Dundee aims to become UK's first 'living wage city'
Employers in the city have been urged to pay their staff a minimum of £9 an hour.
Employers have launched a plan to make Dundee the first "living wage city" in the UK.
The aim is to increase payment of the voluntary living wage of £9 an hour, which is more than £1 an hour above the statutory adult rate of £7.83.
An alliance of employers has been formed, including the city council, DC Thomson and the local chamber of commerce.
More than 50 employers in Dundee have already committed to paying their staff and subcontractors the living wage, covering a quarter of all workers in the city.
Clare Goff, of the Living Wage Foundation, said: "Major employers within Dundee are working together to improve the lives of citizens and boost the local economy by making a real living wage the norm.
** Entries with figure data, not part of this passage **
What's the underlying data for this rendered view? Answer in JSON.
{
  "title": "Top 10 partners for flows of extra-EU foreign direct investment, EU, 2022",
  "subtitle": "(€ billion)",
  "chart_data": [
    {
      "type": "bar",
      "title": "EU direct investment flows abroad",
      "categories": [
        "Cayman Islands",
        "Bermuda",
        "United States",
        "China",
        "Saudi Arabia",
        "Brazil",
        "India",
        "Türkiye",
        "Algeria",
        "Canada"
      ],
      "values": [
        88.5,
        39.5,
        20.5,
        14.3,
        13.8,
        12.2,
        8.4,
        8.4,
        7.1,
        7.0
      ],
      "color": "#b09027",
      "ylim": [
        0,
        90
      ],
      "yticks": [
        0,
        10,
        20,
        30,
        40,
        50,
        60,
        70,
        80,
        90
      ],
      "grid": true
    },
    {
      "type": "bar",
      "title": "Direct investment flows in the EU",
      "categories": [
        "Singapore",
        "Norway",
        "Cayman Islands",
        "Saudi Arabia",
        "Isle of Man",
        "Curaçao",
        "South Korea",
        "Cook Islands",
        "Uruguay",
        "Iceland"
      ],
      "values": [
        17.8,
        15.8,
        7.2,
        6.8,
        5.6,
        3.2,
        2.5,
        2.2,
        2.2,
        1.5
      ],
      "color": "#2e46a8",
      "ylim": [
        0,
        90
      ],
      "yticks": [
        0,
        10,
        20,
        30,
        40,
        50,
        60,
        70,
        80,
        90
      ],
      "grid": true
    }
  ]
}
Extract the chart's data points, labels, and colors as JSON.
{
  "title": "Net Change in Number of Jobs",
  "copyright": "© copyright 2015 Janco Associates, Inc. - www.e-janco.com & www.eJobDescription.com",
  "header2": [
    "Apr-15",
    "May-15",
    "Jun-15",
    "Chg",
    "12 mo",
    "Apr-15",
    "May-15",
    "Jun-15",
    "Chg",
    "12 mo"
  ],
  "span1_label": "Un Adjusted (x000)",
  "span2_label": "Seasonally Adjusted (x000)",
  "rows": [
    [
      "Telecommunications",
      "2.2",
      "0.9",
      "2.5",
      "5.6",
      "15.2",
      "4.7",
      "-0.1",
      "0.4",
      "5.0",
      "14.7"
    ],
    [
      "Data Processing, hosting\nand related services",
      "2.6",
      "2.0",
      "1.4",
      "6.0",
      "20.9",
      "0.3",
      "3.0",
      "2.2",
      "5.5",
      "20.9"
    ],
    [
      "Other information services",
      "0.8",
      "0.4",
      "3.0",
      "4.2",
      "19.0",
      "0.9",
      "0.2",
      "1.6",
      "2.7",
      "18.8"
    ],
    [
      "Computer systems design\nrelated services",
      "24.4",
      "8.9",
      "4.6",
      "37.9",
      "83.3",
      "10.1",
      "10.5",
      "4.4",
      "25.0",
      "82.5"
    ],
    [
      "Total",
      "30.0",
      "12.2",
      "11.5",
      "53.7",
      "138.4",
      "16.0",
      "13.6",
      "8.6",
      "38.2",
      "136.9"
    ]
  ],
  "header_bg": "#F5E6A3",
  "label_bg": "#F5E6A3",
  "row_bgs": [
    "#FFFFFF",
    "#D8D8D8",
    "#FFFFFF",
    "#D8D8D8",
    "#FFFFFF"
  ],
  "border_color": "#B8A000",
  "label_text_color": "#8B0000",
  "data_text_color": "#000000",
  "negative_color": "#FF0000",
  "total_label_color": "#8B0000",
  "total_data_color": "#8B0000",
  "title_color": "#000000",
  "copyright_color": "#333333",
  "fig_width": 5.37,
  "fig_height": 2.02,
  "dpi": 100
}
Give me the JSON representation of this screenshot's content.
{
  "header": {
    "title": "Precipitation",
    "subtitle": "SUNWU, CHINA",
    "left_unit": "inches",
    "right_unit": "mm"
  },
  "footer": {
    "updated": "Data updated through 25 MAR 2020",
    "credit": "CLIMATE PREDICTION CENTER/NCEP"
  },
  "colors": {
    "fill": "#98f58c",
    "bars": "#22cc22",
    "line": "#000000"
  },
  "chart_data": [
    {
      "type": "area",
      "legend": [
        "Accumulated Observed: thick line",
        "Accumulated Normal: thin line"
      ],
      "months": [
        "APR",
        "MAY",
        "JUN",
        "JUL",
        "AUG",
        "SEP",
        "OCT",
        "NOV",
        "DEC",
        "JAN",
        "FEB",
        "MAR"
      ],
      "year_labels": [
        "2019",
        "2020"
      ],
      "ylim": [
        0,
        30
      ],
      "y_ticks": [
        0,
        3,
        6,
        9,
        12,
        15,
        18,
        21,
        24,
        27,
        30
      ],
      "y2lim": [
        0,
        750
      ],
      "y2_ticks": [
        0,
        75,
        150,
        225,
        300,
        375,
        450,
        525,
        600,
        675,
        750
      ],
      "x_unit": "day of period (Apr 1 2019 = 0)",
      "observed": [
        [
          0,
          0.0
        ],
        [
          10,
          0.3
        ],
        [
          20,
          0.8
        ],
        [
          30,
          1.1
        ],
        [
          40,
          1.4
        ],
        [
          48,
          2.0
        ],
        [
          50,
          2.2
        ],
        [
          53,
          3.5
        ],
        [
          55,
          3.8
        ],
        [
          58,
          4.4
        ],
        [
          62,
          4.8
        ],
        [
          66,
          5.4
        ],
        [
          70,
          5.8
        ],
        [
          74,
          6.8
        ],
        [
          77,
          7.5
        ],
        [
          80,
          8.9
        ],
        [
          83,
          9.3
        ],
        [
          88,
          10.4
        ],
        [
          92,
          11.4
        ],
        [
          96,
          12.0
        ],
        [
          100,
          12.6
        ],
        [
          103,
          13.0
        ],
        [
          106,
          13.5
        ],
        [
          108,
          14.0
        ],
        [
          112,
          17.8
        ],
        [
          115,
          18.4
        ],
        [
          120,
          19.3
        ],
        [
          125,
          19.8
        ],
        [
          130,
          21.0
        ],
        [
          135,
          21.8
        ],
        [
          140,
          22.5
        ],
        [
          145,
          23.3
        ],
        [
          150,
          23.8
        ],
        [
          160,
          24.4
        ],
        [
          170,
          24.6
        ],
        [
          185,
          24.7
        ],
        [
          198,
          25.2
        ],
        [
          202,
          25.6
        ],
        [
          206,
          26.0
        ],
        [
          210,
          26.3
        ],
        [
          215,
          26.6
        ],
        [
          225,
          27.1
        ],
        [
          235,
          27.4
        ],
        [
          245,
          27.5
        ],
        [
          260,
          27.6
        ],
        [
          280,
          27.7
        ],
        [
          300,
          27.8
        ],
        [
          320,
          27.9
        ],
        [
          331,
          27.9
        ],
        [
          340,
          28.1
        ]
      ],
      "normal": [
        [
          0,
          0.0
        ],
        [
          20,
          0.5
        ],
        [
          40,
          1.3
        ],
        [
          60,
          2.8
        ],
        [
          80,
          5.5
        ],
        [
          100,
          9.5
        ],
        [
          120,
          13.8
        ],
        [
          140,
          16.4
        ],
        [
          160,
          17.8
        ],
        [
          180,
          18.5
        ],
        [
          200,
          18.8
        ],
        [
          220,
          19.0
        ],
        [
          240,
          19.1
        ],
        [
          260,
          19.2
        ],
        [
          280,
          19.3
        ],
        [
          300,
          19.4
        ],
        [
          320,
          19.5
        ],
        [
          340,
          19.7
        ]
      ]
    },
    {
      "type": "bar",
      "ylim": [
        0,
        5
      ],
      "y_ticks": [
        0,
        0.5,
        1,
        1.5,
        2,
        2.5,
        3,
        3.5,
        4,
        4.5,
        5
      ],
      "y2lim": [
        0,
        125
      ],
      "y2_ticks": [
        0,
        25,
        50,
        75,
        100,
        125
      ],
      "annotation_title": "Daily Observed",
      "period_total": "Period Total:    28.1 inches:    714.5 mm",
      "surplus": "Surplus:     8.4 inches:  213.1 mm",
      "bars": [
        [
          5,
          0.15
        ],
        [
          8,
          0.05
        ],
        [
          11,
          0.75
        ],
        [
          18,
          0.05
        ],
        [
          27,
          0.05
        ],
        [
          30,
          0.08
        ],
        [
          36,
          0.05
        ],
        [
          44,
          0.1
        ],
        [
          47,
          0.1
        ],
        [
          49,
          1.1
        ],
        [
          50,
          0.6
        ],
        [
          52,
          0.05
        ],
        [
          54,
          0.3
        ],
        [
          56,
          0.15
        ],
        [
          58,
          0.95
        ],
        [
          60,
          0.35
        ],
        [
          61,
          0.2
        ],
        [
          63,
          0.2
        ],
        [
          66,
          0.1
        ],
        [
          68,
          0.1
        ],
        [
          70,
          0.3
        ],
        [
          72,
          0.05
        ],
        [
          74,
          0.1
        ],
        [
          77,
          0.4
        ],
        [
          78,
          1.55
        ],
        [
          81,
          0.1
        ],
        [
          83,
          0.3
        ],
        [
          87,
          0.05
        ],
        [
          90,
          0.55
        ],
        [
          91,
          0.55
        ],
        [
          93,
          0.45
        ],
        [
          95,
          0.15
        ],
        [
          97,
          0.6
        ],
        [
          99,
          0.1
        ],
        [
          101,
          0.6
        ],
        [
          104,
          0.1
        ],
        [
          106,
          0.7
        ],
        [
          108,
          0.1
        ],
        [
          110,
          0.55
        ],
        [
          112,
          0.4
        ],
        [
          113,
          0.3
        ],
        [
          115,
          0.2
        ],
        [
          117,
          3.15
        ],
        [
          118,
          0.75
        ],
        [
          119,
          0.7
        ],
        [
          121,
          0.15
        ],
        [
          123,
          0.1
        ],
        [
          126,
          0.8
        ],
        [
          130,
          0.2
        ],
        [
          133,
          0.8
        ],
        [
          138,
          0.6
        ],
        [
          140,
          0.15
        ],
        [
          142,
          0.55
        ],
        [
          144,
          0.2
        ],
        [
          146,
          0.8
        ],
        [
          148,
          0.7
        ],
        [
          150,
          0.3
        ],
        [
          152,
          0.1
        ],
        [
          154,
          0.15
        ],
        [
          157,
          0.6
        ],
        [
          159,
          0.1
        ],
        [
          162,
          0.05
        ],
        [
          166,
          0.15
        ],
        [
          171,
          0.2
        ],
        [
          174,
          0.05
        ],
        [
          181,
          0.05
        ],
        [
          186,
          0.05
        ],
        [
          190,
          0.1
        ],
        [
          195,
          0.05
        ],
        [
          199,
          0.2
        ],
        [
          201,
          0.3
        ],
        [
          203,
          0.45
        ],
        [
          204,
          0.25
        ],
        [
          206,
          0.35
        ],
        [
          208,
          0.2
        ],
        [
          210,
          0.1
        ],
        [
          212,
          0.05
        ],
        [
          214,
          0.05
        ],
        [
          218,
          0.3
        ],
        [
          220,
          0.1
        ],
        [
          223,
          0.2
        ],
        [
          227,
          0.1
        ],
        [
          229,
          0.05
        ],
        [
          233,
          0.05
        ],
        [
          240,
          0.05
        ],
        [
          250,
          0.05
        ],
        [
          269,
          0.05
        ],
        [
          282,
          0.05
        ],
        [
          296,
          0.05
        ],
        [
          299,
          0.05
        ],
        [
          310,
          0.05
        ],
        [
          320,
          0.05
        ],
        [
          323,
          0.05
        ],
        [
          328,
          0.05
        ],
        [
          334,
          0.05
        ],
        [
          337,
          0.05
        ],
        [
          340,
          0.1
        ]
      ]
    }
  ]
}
"The Living Wage Foundation has launched the Making Living Wage Places scheme to recognise groups of local 'anchor' institutions which not only pay the living wage to their employers and contractors, but which also seek to use their power and influence to spread living wage accreditation through their local area."
The Scottish Government's fair work minister Jamie Hepburn said: "The significance of the living wage cannot be overstated.
"Evidence shows that paying it leads to increased productivity, better morale and lower sickness absence. It also demonstrates to the world that an organisation is committed to treating its workforce well.
"While Scotland is making good progress in becoming a living wage nation, and punches well above its weight in terms of the proportion of people paid at least the living wage, more remains to be done.
"The Scottish Government is committed to doing everything in our power to put fair work and equality at the heart of our labour market."